Adjunctive Therapies May Be Underutilized in ARDS

Approaching adjunctive therapy use in a more consistent and evidence-driven manner may improve outcomes among patients with moderate to severe acute respiratory distress syndrome (ARDS), according to a new study analysis. 

“Adjunctive strategies are an important part of the management of ARDS. However, their application in clinical practice remains inconsistent,” the researchers wrote. 

To determine the frequency and patterns of use of adjunctive strategies among patients with moderate to severe ARDS (defined as Pao2/Fio2 < 150), the researchers analyzed data from the Large Observational Study to Understand the Global Impact of Severe Acute Respiratory Failure (LUNG SAFE).

Conducted in 2014, LUNG SAFE was a prospective cohort study that comprised patients with severe respiratory failure from 459 intensive care units across 50 countries. 

Using LUNG SAFE data, the researchers compared the frequency of use of widely available adjuncts (neuromuscular blockade, prone position) vs adjuncts requiring specialized equipment (extracorporeal membrane oxygenation, inhaled vasodilators, high-frequency ventilation) among patients in the first 48 hours of moderate to severe ARDS.

In all, 1146 patients had been on invasive ventilation with moderate to severe ARDS. Of these, 811 patients (71%) had received no adjunct within 48 hours of ARDS onset. And of the 335 patients (29%) who did receive adjunctive therapies, 252 (75%) had received a single strategy, and 83 (25%) had received more than 1 strategy.

Among those with ARDS who died, 67% had received no adjunctive strategy in the first 48 hours.

In all, 67% of the patients who had received specialized adjuncts did not receive prone positioning or neuromuscular blockade.

“Three in 10 patients with moderate to severe ARDS, and only one-third of nonsurvivors, received adjunctive strategies over the first 48 [hours] of ARDS,” the researchers wrote.

“Patients that received adjuncts were more likely to have their ARDS recognized, be younger and sicker, have pneumonia, be more difficult to ventilate, and be in a European high-income country than those that did not receive adjuncts,” the researchers concluded.
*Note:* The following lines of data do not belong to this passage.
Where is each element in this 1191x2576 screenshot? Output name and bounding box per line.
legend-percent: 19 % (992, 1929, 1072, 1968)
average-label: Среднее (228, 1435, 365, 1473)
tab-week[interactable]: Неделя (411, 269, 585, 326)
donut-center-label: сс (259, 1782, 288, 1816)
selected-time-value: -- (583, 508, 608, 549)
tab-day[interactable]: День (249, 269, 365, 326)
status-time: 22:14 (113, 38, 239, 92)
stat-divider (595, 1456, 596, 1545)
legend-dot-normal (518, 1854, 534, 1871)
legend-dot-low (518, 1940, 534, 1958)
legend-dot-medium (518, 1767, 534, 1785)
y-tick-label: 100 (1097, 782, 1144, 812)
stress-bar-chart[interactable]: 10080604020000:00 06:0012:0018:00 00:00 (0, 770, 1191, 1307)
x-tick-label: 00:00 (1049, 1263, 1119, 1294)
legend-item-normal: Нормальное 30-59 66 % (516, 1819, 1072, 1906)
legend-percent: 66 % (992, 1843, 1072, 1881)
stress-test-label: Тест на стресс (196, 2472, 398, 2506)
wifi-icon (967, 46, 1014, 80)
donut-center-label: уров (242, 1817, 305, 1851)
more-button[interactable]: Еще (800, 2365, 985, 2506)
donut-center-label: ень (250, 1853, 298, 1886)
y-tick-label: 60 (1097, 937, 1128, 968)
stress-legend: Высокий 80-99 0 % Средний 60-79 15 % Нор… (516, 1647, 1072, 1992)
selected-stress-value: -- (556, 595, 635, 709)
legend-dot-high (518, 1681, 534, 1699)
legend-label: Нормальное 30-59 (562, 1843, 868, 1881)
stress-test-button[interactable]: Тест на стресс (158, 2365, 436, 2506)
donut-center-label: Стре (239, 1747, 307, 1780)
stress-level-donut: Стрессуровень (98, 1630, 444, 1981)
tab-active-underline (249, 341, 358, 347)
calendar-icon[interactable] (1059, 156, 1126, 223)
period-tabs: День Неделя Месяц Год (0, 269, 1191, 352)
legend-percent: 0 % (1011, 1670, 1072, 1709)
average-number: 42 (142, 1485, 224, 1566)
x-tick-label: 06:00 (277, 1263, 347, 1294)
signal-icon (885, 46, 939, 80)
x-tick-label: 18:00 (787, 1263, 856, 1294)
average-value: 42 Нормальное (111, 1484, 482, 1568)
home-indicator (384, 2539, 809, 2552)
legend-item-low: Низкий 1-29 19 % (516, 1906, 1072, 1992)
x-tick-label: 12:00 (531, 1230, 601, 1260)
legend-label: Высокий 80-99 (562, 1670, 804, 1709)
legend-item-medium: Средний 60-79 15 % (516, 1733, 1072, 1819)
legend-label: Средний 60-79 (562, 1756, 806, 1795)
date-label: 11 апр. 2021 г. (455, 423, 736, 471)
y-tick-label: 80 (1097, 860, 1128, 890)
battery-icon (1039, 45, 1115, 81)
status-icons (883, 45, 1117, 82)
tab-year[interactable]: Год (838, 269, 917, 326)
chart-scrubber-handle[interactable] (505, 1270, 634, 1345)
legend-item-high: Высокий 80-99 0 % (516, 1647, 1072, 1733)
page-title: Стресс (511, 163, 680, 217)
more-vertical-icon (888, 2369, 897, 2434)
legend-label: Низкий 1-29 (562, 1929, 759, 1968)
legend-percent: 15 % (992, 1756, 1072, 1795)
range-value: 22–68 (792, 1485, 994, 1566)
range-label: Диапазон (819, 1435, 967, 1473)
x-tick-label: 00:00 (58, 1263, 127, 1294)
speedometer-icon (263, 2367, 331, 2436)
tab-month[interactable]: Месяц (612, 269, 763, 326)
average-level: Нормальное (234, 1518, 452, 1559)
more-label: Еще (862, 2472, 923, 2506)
In addition to yielding improved outcomes among patients, a more consistent and evidence-driven approach may also reduce costs, according to the researchers. 

—Colleen Murphy


Duggal A, Rezoagli E, Pham T, et al; LUNG SAFE Investigators and the ESICM Trials Group. Patterns of use of adjunctive therapies in patients with early moderate to severe ARDS: insights from the LUNG SAFE study. Chest. 2020;157(6):1497-1505.